Asset-Herausgeber

Veranstaltungsberichte

Virtuelle Demokratie – Megaphon des Volkes

von Gregory Ryan, Susanne Friedl

In Zusammenarbeit mit der ESPM

Seit der Erfindung des Buchdrucks Mitte des 15. Jahrhunderts hat kein Paradigmenwechsel die Kommunikation so nachhaltig geprägt, wie die Erfindung des Internets. Mit der raschen Verbreitung des Netzwerkes auf der ganzen Welt hat sich auch die Dimension Öffentlichkeit verändert. Diese wurde erweitert um den digitalen Raum.
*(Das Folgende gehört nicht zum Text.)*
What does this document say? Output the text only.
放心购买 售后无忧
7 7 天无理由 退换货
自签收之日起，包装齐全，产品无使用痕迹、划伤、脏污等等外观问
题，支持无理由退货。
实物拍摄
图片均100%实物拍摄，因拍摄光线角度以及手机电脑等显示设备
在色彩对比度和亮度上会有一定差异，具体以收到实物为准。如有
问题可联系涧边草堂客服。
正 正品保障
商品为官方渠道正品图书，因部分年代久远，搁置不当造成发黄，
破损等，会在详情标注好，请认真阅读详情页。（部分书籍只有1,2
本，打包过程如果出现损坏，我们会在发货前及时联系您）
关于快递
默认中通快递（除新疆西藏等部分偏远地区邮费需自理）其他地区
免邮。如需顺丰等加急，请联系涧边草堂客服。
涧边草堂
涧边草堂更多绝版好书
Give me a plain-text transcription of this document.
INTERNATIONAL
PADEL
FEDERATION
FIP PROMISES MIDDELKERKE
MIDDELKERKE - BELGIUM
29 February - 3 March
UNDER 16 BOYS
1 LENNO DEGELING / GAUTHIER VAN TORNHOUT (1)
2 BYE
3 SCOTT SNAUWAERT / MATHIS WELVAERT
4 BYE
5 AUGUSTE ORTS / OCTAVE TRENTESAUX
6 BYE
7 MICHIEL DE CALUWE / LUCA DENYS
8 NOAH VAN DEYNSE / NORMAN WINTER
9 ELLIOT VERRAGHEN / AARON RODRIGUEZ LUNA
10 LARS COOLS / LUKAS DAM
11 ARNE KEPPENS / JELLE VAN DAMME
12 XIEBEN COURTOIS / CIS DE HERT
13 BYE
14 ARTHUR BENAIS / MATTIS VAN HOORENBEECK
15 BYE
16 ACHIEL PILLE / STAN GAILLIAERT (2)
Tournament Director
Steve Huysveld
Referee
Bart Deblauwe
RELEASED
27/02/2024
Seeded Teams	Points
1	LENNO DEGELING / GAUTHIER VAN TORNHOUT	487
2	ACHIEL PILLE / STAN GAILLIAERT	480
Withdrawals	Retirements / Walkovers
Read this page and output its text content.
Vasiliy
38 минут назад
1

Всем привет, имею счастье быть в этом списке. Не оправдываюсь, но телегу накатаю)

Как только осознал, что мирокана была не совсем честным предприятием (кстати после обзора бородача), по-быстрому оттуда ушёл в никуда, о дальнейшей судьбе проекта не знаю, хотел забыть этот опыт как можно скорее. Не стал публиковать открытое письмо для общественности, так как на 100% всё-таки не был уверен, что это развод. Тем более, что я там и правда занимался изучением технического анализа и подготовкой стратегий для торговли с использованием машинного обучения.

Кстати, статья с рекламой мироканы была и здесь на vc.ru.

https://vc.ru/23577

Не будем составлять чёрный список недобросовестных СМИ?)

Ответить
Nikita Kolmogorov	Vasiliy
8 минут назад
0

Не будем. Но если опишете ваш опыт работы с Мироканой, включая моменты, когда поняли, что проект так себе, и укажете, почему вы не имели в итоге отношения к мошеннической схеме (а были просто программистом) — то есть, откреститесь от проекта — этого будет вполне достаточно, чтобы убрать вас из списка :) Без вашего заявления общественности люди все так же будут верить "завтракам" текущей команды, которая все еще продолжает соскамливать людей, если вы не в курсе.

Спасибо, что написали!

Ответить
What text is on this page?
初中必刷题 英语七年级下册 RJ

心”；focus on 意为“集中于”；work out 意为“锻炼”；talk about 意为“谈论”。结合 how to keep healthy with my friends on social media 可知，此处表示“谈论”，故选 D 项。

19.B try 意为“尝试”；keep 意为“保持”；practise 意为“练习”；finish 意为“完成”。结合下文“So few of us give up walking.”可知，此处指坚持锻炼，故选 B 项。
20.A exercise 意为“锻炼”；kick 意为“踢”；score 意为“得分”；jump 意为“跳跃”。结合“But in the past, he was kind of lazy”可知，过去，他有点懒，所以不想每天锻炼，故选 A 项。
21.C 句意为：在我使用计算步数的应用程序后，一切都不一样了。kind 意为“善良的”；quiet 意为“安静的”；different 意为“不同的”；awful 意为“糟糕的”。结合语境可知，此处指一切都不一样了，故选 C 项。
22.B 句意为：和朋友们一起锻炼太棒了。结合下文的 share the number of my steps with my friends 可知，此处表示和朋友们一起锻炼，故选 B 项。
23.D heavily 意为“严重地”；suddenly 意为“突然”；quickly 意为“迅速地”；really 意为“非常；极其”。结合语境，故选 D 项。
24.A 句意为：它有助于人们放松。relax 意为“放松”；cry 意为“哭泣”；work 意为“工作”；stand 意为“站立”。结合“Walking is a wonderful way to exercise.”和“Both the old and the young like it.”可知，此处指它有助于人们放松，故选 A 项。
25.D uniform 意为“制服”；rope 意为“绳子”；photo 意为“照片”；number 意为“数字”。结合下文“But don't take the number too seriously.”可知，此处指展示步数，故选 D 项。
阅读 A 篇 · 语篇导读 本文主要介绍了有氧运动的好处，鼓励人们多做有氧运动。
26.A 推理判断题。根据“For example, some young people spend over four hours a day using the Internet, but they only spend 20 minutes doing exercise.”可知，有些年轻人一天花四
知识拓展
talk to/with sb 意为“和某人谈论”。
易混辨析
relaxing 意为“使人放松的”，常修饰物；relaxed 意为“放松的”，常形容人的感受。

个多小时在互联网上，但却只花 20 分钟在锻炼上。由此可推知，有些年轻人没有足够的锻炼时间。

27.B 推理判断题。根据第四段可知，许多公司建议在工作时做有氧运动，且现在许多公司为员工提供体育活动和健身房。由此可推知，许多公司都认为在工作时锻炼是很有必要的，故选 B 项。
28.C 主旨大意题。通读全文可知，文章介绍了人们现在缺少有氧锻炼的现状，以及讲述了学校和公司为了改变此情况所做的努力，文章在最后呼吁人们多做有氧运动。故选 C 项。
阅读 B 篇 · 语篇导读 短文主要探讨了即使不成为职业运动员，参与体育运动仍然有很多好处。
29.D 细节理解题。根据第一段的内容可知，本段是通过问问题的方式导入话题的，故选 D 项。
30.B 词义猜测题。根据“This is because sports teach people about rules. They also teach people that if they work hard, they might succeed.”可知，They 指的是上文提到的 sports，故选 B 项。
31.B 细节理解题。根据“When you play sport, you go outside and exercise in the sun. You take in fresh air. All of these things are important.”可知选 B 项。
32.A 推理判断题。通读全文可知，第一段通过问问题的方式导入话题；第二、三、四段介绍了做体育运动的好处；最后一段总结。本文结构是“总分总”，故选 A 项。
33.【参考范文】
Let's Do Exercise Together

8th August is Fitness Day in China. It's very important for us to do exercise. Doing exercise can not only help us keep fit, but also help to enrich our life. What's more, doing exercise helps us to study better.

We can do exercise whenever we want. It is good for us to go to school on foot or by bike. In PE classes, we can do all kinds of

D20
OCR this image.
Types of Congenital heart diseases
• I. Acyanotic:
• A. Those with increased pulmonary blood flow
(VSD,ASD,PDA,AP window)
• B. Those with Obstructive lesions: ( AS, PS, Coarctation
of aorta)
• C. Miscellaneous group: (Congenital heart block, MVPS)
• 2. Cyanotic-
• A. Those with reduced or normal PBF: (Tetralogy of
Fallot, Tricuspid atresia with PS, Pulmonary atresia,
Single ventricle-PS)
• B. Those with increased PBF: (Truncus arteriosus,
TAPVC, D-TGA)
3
Die neuen Möglichkeiten der rasanten Nachrichten- und Meinungsdiffusion haben dazu beigetragen, dass auch die Strukturen der politischen Partizipation darauf drängen neu definiert zu werden.

Asset-Herausgeber

Das Internet wird gerne als dritte Öffentlichkeit beschrieben, die den Charakter einer naiven Naturgewalt besitzt. Die Kräfte, die dieses Netzwerk entfalten kann, zeigten sich in jüngster Zeit anhand der Twitter-Revolution im Nahen Osten, den Occupy-Bewegungen in Europa und anderen Teilen der Welt, sowie an den über soziale Netzwerke organisierten Protesten in der Türkei und Brasilien. Dies lässt den Schluss zu, dass sich die Kräfte innerhalb dieses neuen öffentlichen Bereichs immer mehr steigern. Doch auch die Reaktionen der etablierten politischen Klasse sind vielschichtig. Wegen der weitverbreiteten Wahrnehmung des Internets als rechtfreien Raum, bewegt sich weltweit die Politik zwischen Schaffung von Rechtssicherheit im Netz und Überwachungsstaat.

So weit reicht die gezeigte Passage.